Pasaron diez, quince minutos, y Miguel empezó a
ponerse nervioso. No podía llegar tarde a la piscina, porque mientras no
llegara el socorrista no abrirían. Entonces, viendo que los perros no se marchaban, echó mano a su mochila que por suerte seguía colgada a su espalda. De un bolsillo sacó su teléfono, pero, qué sorpresa, no había
cobertura.
Los perros se habían echado al suelo, y Miguel confió
en que con el cansancio de la carrera y el calor, que ya iba aumentando, se
quedarían dormidos. Pero en cuanto Miguel hacía cualquier movimiento se
enderezaban y gruñían como un motor
ahogado.
Encaramado entre la fronda y las aceitunas, a Miguel le pareció que las
pruebas deportivas que superaba con tanta facilidad en las clases de
preparación física eran un juego infantil comparadas con aquella situación. Y entonces pensó que la salida de una circunstancia
como aquella no dependería sólo de capacidades físicas sino también del
ingenio. Y se acordó de que al perro que tuvo él de pequeño le daba miedo cualquier objeto que no le resultase familiar, como los juguetes nuevos, que por alguna razón de psicología perruna el
animalillo consideraba una amenaza.
Volvió a abrir la mochila para ver si llevaba algo que
pudiese dar miedo a un perro; pero aparte del móvil inútil sólo llevaba lo de
siempre: su billetera, una camiseta blanca de repuesto, el bolígrafo con el que
siempre firmaba, y el libro que estaba leyendo esos días: El barón rampante,
de Italo Calvino. Lo miró con una
sonrisa de incredulidad y volvió a guardarlo. Y entonces, quién sabe si
inspirado por la inventiva de Cósimo Piovasco, Miguel tuvo una idea.

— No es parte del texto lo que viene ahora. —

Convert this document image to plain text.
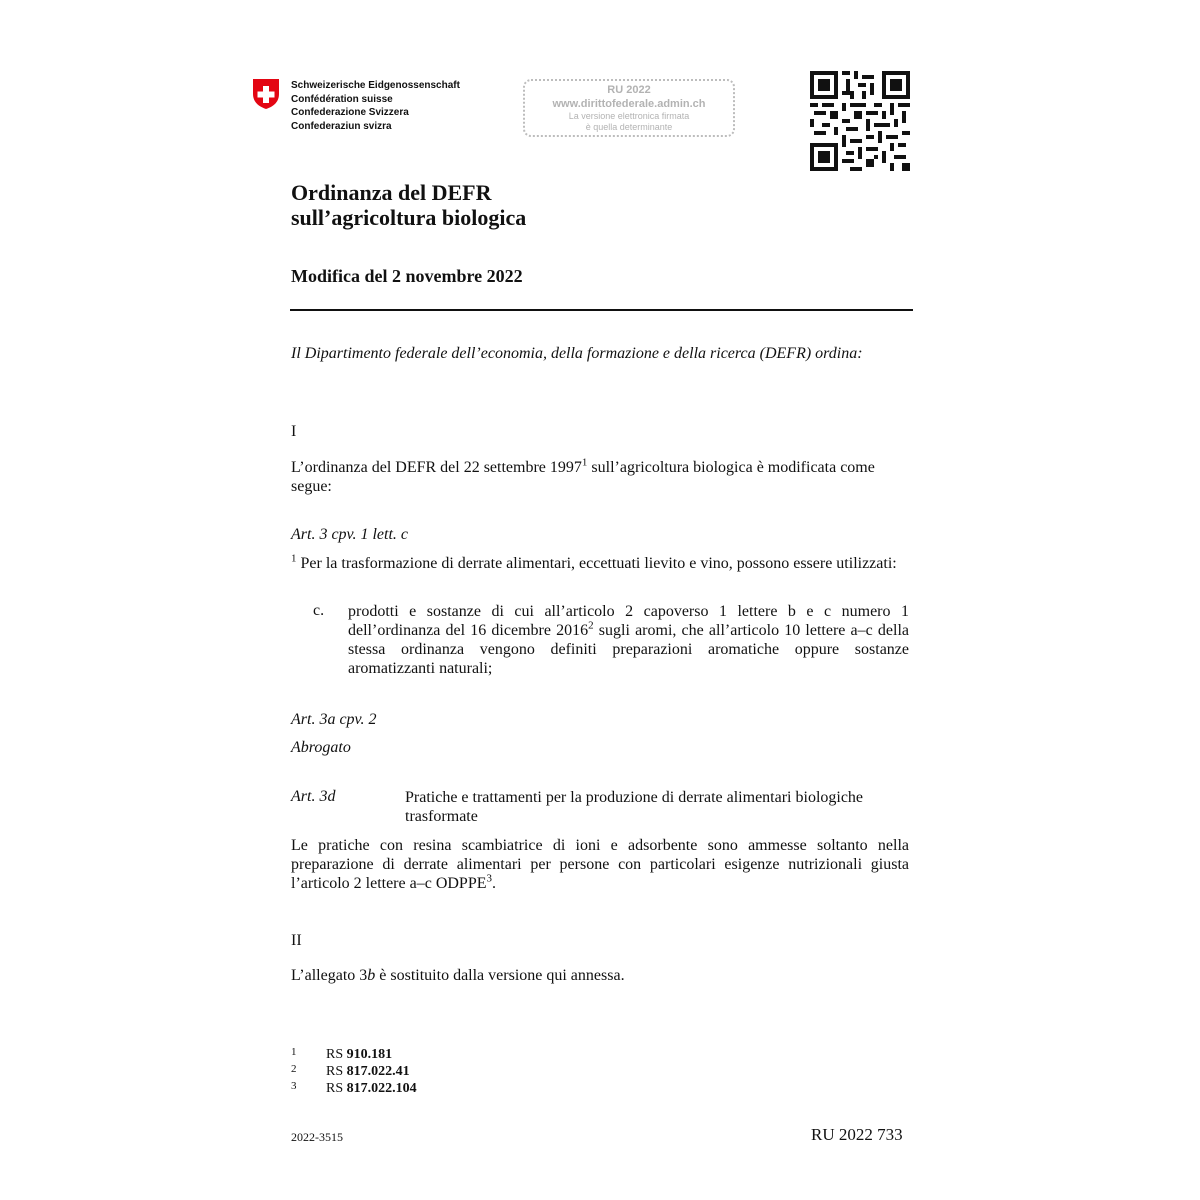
Schweizerische Eidgenossenschaft
Confédération suisse
Confederazione Svizzera
Confederaziun svizra
RU 2022
www.dirittofederale.admin.ch
La versione elettronica firmata
è quella determinante
Ordinanza del DEFR
sull’agricoltura biologica
Modifica del 2 novembre 2022
Il Dipartimento federale dell’economia, della formazione e della ricerca (DEFR) ordina:
I
L’ordinanza del DEFR del 22 settembre 1997$^1$ sull’agricoltura biologica è modificata come segue:
Art. 3 cpv. 1 lett. c
$^1$ Per la trasformazione di derrate alimentari, eccettuati lievito e vino, possono essere utilizzati:
c. prodotti e sostanze di cui all’articolo 2 capoverso 1 lettere b e c numero 1 dell’ordinanza del 16 dicembre 2016$^2$ sugli aromi, che all’articolo 10 lettere a–c della stessa ordinanza vengono definiti preparazioni aromatiche oppure sostanze aromatizzanti naturali;
Art. 3a cpv. 2
Abrogato
Art. 3d	Pratiche e trattamenti per la produzione di derrate alimentari biologiche trasformate
Le pratiche con resina scambiatrice di ioni e adsorbente sono ammesse soltanto nella preparazione di derrate alimentari per persone con particolari esigenze nutrizionali giusta l’articolo 2 lettere a–c ODPPE$^3$.
II
L’allegato 3b è sostituito dalla versione qui annessa.
1 RS 910.181
2 RS 817.022.41
3 RS 817.022.104
2022-3515	RU 2022 733
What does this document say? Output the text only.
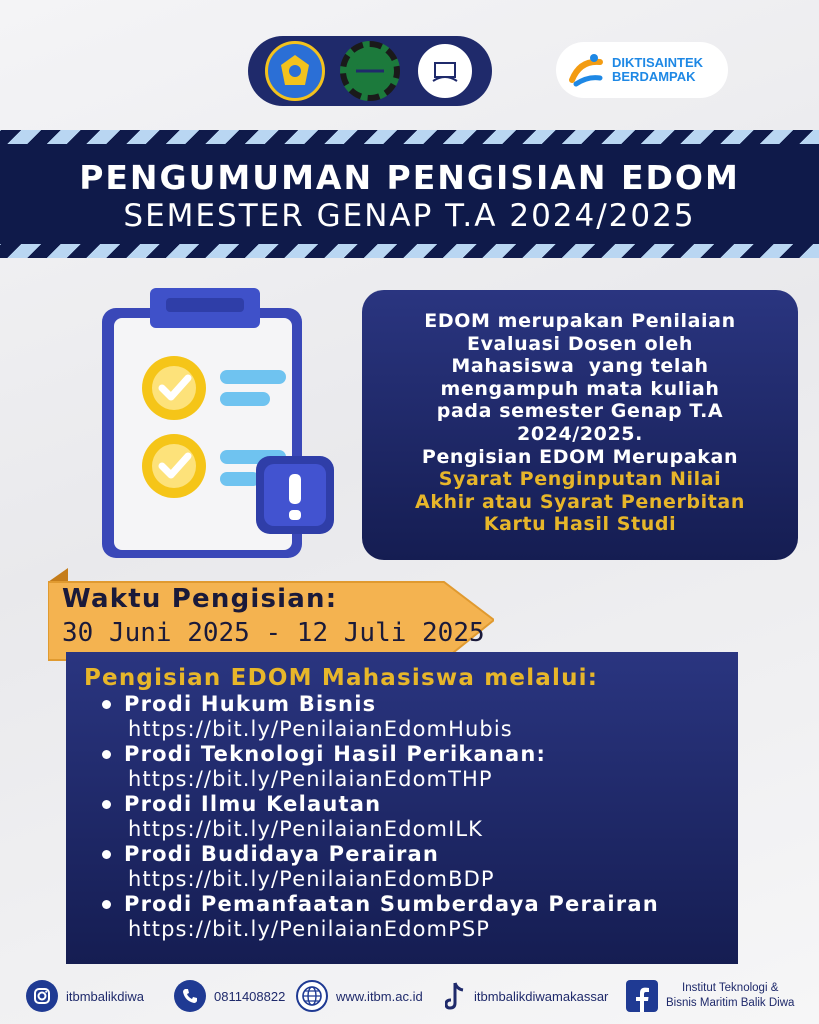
DIKTISAINTEK
BERDAMPAK
PENGUMUMAN PENGISIAN EDOM
SEMESTER GENAP T.A 2024/2025
EDOM merupakan Penilaian
Evaluasi Dosen oleh
Mahasiswa  yang telah
mengampuh mata kuliah
pada semester Genap T.A
2024/2025.
Pengisian EDOM Merupakan
Syarat Penginputan Nilai
Akhir atau Syarat Penerbitan
Kartu Hasil Studi
Waktu Pengisian:
30 Juni 2025 - 12 Juli 2025
Pengisian EDOM Mahasiswa melalui:
Prodi Hukum Bisnis
https://bit.ly/PenilaianEdomHubis
Prodi Teknologi Hasil Perikanan:
https://bit.ly/PenilaianEdomTHP
Prodi Ilmu Kelautan
https://bit.ly/PenilaianEdomILK
Prodi Budidaya Perairan
https://bit.ly/PenilaianEdomBDP
Prodi Pemanfaatan Sumberdaya Perairan
https://bit.ly/PenilaianEdomPSP
itbmbalikdiwa	0811408822	www.itbm.ac.id	itbmbalikdiwamakassar
Institut Teknologi &
Bisnis Maritim Balik Diwa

Sacó la camiseta que llevaba en la mochila, cerró la
parte de abajo con el cordón de una de sus zapatillas y las mangas con un nudo
en cada una. Después empezó a meter
aceitunas, hojas y ramitas por el cuello de la camiseta, hasta que tuvo un
monigote compacto; y con el cordón de la otra zapatilla cerró también el
cuello. Por último, con el bolígrafo le pintó a la camiseta unos grandes ojos
como agujeros negros y una boca feroz.
Miguel se preparó, sosteniendo el monigote, y
confiando en que la bicicleta no estuviera muy dañada. Los perros percibieron
movimiento en el árbol y se pusieron en guardia de nuevo. Y entonces, sin
pensarlo más, Miguel saltó al suelo, gritando y agitando el monigote delante de
sí, como si fuese una máscara dislocada y un escudo al mismo tiempo.
Al
instante los perros enmudecieron, los ojos desorbitados y el cuerpo echado
hacia atrás, paralizados. Miguel siguió agitando el pelele y gritando mientras
se acercaba a la bicicleta. Cuando la alcanzó, la puso en pie y se subió a ella
sin dejar de mirar a los perros, que seguían inmóviles y lloriqueando.
En el
momento de empezar a pedalear les arrojó la camiseta espantaperros, y los
animales echaron a correr en dirección a la casona, de la que seguramente no
querrían volver a salir.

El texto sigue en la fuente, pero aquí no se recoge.